By: Lindsey Loving Date: 5/27/11
With all the talk about local, organic, natural, and biotech, it’s enough to make someone’s head spin! Probably not many would have predicted that these terms would be important to consumers, but we have become a country focused on food. And not just taste (although taste is still the most important factor in consumers’ food and beverage purchase decisions, according to the latest IFIC Foundation Food & Health Survey) – where our food comes from and how it’s produced have been topics of increasing interest. It’s not uncommon for food issues to be discussed at the dinner table or around the water cooler.

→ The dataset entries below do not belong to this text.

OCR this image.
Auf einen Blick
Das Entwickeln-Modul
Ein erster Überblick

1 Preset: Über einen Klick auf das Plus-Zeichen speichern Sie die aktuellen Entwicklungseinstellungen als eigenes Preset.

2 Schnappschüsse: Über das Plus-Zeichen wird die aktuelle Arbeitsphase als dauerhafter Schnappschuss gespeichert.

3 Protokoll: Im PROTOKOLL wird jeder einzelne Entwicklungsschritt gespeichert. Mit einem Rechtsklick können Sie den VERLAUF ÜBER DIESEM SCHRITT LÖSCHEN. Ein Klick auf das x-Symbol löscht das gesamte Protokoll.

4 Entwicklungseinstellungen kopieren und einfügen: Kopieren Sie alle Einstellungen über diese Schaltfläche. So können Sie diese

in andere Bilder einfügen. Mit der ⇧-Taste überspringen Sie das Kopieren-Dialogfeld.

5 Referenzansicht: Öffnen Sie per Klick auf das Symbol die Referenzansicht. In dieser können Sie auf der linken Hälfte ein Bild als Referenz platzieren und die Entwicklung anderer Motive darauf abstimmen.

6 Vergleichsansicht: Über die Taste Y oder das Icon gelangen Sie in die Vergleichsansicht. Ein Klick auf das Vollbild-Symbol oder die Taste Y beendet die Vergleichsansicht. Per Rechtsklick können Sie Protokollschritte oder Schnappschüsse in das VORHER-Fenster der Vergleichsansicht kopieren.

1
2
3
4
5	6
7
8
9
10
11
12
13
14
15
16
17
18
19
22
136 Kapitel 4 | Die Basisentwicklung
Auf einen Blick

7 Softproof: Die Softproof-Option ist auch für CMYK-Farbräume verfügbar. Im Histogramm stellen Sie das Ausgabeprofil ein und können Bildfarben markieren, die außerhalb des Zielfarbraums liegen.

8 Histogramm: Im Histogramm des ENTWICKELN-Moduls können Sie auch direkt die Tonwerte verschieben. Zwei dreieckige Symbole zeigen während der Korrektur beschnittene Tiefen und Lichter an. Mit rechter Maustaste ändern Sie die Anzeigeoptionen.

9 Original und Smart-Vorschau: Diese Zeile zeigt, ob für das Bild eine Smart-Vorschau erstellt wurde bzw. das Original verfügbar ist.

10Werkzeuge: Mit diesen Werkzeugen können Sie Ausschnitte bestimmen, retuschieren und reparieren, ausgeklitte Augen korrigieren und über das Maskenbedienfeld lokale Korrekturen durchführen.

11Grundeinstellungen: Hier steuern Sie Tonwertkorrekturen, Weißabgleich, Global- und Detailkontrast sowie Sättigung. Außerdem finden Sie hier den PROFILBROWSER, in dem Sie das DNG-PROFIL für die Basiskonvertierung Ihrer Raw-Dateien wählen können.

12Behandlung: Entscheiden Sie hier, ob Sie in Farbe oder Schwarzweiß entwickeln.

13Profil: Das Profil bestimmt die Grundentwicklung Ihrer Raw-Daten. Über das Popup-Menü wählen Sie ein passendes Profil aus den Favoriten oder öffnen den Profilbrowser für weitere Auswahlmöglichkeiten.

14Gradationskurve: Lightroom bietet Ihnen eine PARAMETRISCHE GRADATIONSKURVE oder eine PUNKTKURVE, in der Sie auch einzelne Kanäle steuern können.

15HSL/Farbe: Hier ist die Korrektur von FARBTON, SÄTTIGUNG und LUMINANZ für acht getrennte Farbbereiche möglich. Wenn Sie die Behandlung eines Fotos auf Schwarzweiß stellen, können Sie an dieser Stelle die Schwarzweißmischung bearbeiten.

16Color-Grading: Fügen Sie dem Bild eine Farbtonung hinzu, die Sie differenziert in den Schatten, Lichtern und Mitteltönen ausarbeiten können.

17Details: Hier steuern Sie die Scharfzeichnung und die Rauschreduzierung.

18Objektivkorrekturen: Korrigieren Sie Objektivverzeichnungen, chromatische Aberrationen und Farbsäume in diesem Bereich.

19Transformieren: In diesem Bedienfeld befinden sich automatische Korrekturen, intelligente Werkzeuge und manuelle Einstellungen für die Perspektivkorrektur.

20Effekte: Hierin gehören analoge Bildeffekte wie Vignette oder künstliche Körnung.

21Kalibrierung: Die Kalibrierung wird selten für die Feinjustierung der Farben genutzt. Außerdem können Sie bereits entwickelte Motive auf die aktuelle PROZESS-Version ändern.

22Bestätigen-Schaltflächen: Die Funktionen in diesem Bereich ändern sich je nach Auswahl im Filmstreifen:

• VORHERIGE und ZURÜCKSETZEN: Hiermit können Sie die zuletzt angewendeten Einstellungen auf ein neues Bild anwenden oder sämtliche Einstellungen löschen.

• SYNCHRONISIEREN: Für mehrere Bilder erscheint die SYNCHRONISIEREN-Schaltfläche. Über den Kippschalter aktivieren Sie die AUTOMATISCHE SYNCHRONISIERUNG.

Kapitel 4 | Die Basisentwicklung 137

To help untangle the often confusing web of agriculture and food production lingo, IFIC Foundation has developed a new Fact Sheet, “Common Food Production Practices and Their Unique Contributions to the Food Supply.” Some facts that might surprise you:
- Local: There are no official guidelines for use of the term “local” on food packages. Depending on the grocery store or farmer’s market, there are often differences in the distance used to define local, ranging from less than 10 miles to 50 or 100 or more miles. Local is often confused with other food production terms. While purchasing local foods can help stimulate the local economy and connect consumers to their food, a “local” food is not necessarily “organic” or “sustainable.” Check out our Local Foods webcast we hosted last month for more information about the definitions, challenges and opportunities, and nutritional differences of local foods.
- “Organic” does not necessarily equate to being “healthier.” The term organic is defined and regulated by the National Organic Program (NOP), of the U.S. Department of Agriculture (USDA). By regulation, organic food is produced without the use of synthetic pesticides (although organic does permit the use of “natural” pesticides) or fertilizers. Organic is simply a type of food production method and, despite common perceptions, does not equate to being more healthful.
- Modern: Today, most foods in the United States are produced using modern farming practices. Farmers engaged in many types of food production, from organic to modern to biotechnology, use renewable resources and employ conservative soil and water techniques in food production to improve sustainability and reduce the environmental impact of farming.
- Biotechnology: According to FDA, USDA, and EPA, foods produced through biotechnology are identical and are no less nutritious than foods produced through other methods. Biotechnology can also help decrease food loss and the amount of pesticides used in farming through the development of resistant crops.
- “Processed” is a broad category of foods that consumers commonly associate with being less nutritious and/or containing artificial ingredients or other added substances. However, this category also includes fresh, “natural,” organic, and other healthful foods. Once a crop is harvested, it may go through many processes, such as freezing, canning, pasteurization, fortification, etc. Because of innovations in food processing and technology, it is possible to have foods that are convenient, affordable, good-tasting, and stay fresher longer. The IFIC Foundation’s “Understanding Our Food” Communications Tool Kit provides information and tips for building a balanced diet that includes convenience foods.
As the global population swells, foods produced and sourced through all methods will be important to continuing to provide an abundance of safe and nutritious foods. How do you incorporate foods produced in different ways to achieve your health, lifestyle and sustainability goals?